Вы, наверное, не понимаете, почему для меня это так важно. Ведь я вам не рассказывала об отце. И всё потому, что я практически ничего не помню. Он ушел. Давно ушел из нашей жизни и больше не возвращался. Но причины его ухода я не знаю. Это больная тема для моей мамы. Каждый раз все заканчивалось нашей с нею ссорой.
— Ладно, твоя взяла, — заваривая зелёный чай, бабуля сдается.
— Марк всегда бы красавцем. Шикарные глаза и необъемные плечи. В школе он играл в лякросс. А твоя мама…. Ты знаешь, была той ещё занудой. Воротила от твоего отца нос. А он всё бегал и бегал за ней. Такой упрямый. Пожалуй, ты на него чем-то похожа. Марк бросался в омут с головой, когда влюблялся. Он был готов носить её на руках. Джен же считала, что он ветреный, и долгое время не подпускала его к себе. Но твой отец не отступал, всё твердил, что она будет его женой… Так и получилось, его упрямство взяло верх. Они полюбили друг друга… Но их чувства были буйными, практически неуправляемыми. Они то ругались, то мирились, и через час снова тонули в ссорах. А затем, Джен забеременела тобой. Ей было столько же как и тебе, когда она тебя родила. Они были молоды, денег у нас тогда не было. Марк пошел в университет и устроился на работу. Он продолжал играть в лякросс. Понятно, что со временем их ссоры участились. Твоего отца никогда не было дома, и я думаю это потому, что он не бы готов к семье…
— И поэтому он ушел, — прерываю речь бабушки, осознавая, что мой отец просто не был готов к такой ответственности, как семья. Это довольно обидно, даже под таблетками.
— Нет, солнышко… Ушла твоя мама…
========== Сломанный термостат ==========
— Нет, солнышко… Ушла твоя мама…
Мама? Мне всегда говорили, что это отец ушёл из семьи. И эта информация упала камнем в тихий омут моего сознания, вызвав волны полного недоумения. Не то, чтобы это могло стать причиной психологической травмы, скорее немного пошатнуло мои укоренившиеся представления о собственной семье.
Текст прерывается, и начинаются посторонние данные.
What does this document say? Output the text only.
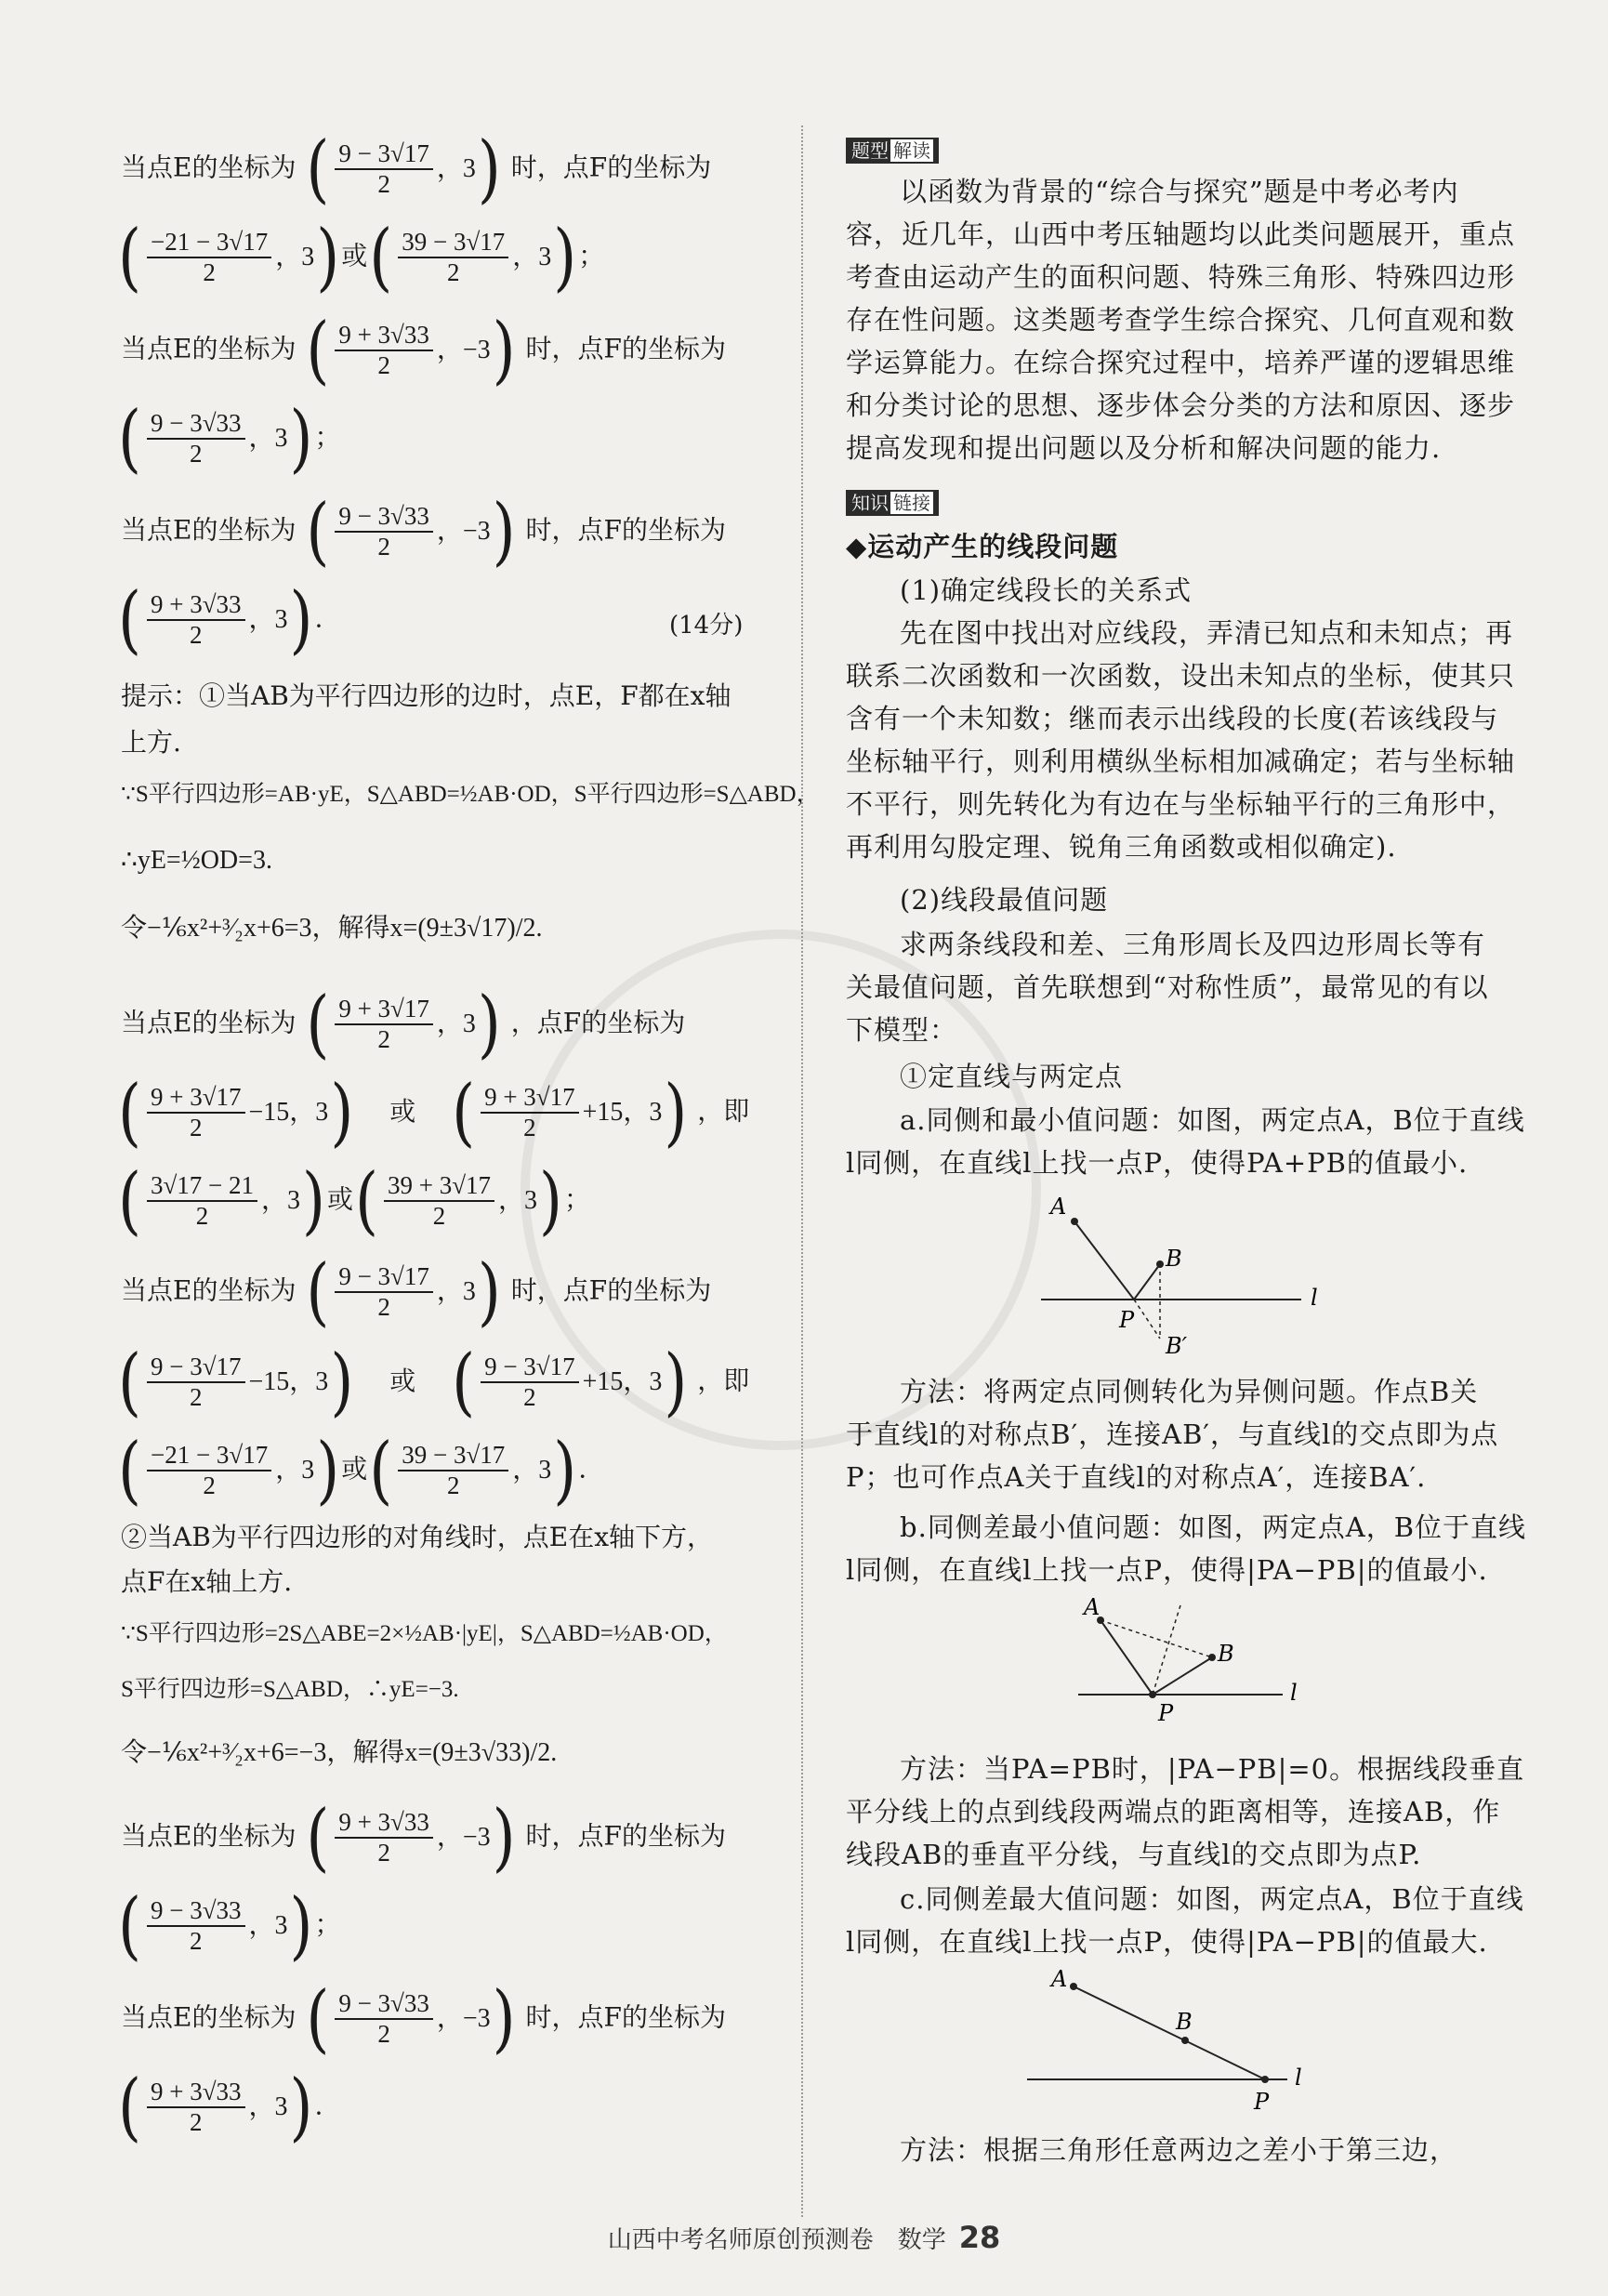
当点E的坐标为 ( $\frac{9 - 3√17}{2}$ ，3 ) 时，点F的坐标为
( $\frac{-21 - 3√17}{2}$ ，3 ) 或 ( $\frac{39 - 3√17}{2}$ ，3 ) ；
当点E的坐标为 ( $\frac{9 + 3√33}{2}$ ，−3 ) 时，点F的坐标为
( $\frac{9 - 3√33}{2}$ ，3 ) ；
当点E的坐标为 ( $\frac{9 - 3√33}{2}$ ，−3 ) 时，点F的坐标为
( $\frac{9 + 3√33}{2}$ ，3 ) .	(14分)
提示：①当AB为平行四边形的边时，点E，F都在x轴
上方.
∵S平行四边形=AB·yE，S△ABD=½AB·OD，S平行四边形=S△ABD，
∴yE=½OD=3.
令−⅙x²+³⁄₂x+6=3，解得x=(9±3√17)/2.
当点E的坐标为 ( $\frac{9 + 3√17}{2}$ ，3 ) ，点F的坐标为
( $\frac{9 + 3√17}{2} -15$，3 ) 或 ( $\frac{9 + 3√17}{2} +15$，3 ) ，即
( $\frac{3√17 - 21}{2}$ ，3 ) 或 ( $\frac{39 + 3√17}{2}$ ，3 ) ；
当点E的坐标为 ( $\frac{9 - 3√17}{2}$ ，3 ) 时，点F的坐标为
( $\frac{9 - 3√17}{2} -15$，3 ) 或 ( $\frac{9 - 3√17}{2} +15$，3 ) ，即
( $\frac{-21 - 3√17}{2}$ ，3 ) 或 ( $\frac{39 - 3√17}{2}$ ，3 ) .
②当AB为平行四边形的对角线时，点E在x轴下方，
点F在x轴上方.
∵S平行四边形=2S△ABE=2×½AB·|yE|，S△ABD=½AB·OD，
S平行四边形=S△ABD，∴yE=−3.
令−⅙x²+³⁄₂x+6=−3，解得x=(9±3√33)/2.
当点E的坐标为 ( $\frac{9 + 3√33}{2}$ ，−3 ) 时，点F的坐标为
( $\frac{9 - 3√33}{2}$ ，3 ) ；
当点E的坐标为 ( $\frac{9 - 3√33}{2}$ ，−3 ) 时，点F的坐标为
( $\frac{9 + 3√33}{2}$ ，3 ) .
题型 解读
以函数为背景的“综合与探究”题是中考必考内
容，近几年，山西中考压轴题均以此类问题展开，重点
考查由运动产生的面积问题、特殊三角形、特殊四边形
存在性问题。这类题考查学生综合探究、几何直观和数
学运算能力。在综合探究过程中，培养严谨的逻辑思维
和分类讨论的思想、逐步体会分类的方法和原因、逐步
提高发现和提出问题以及分析和解决问题的能力.
知识 链接
◆运动产生的线段问题
(1)确定线段长的关系式
先在图中找出对应线段，弄清已知点和未知点；再
联系二次函数和一次函数，设出未知点的坐标，使其只
含有一个未知数；继而表示出线段的长度(若该线段与
坐标轴平行，则利用横纵坐标相加减确定；若与坐标轴
不平行，则先转化为有边在与坐标轴平行的三角形中，
再利用勾股定理、锐角三角函数或相似确定).
(2)线段最值问题
求两条线段和差、三角形周长及四边形周长等有
关最值问题，首先联想到“对称性质”，最常见的有以
下模型：
①定直线与两定点
a.同侧和最小值问题：如图，两定点A，B位于直线
l同侧，在直线l上找一点P，使得PA+PB的值最小.
A
B
P
B′
l
方法：将两定点同侧转化为异侧问题。作点B关
于直线l的对称点B′，连接AB′，与直线l的交点即为点
P；也可作点A关于直线l的对称点A′，连接BA′.
b.同侧差最小值问题：如图，两定点A，B位于直线
l同侧，在直线l上找一点P，使得|PA−PB|的值最小.
A
B
P
l
方法：当PA=PB时，|PA−PB|=0。根据线段垂直
平分线上的点到线段两端点的距离相等，连接AB，作
线段AB的垂直平分线，与直线l的交点即为点P.
c.同侧差最大值问题：如图，两定点A，B位于直线
l同侧，在直线l上找一点P，使得|PA−PB|的值最大.
A
B
P
l
方法：根据三角形任意两边之差小于第三边，
山西中考名师原创预测卷　数学 28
Но почему мама мне не сказала?
Я бы поняла. Во всяком случае всегда старалась понять, пока мне не стукнуло четырнадцать, но и в тот период гормональных приступов психоза у нас в конце концов получалось находить общий язык.
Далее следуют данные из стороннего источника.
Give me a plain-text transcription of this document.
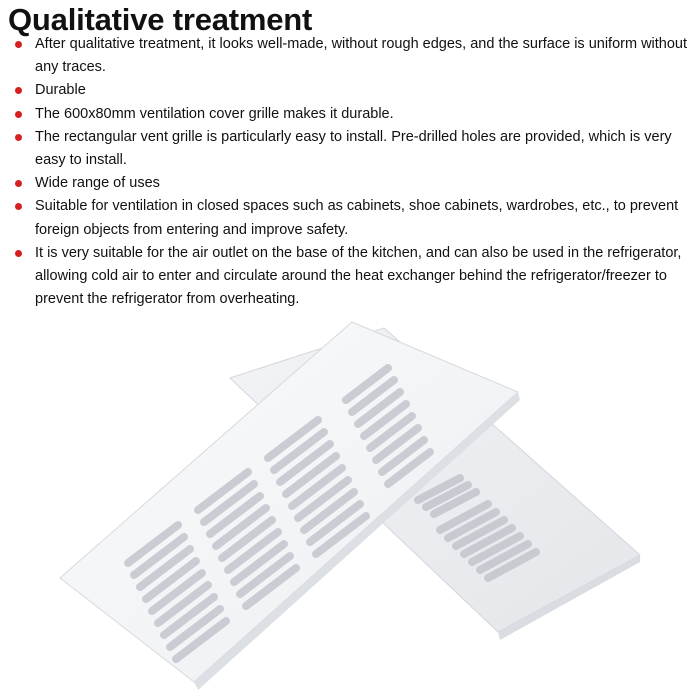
Qualitative treatment
After qualitative treatment, it looks well-made, without rough edges, and the surface is uniform without any traces.
Durable
The 600x80mm ventilation cover grille makes it durable.
The rectangular vent grille is particularly easy to install. Pre-drilled holes are provided, which is very easy to install.
Wide range of uses
Suitable for ventilation in closed spaces such as cabinets, shoe cabinets, wardrobes, etc., to prevent foreign objects from entering and improve safety.
It is very suitable for the air outlet on the base of the kitchen, and can also be used in the refrigerator, allowing cold air to enter and circulate around the heat exchanger behind the refrigerator/freezer to prevent the refrigerator from overheating.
Окунаясь с головой в свои детские воспоминания, я проматываю затертую до дыр киноленту. Особенно углубляясь в те моменты, когда отец ещё проводил со мной время. Особенно хорошо мне помнится Рождество, мы как раз гостили у родственников в Чикаго и в тот год я впервые увидела снег. Это вам не Невадские пустынные метели. Для меня в пять лет обычный снег стал настоящим чудом. Я помню, как мы с папой лепили снеговика. Он всё время смеялся. И было над чем… Мне ну оооочень понравились снежинки на вкус. И следующее Рождество мне тоже запомнилось, потому что в нём не было ни снега, ни отца.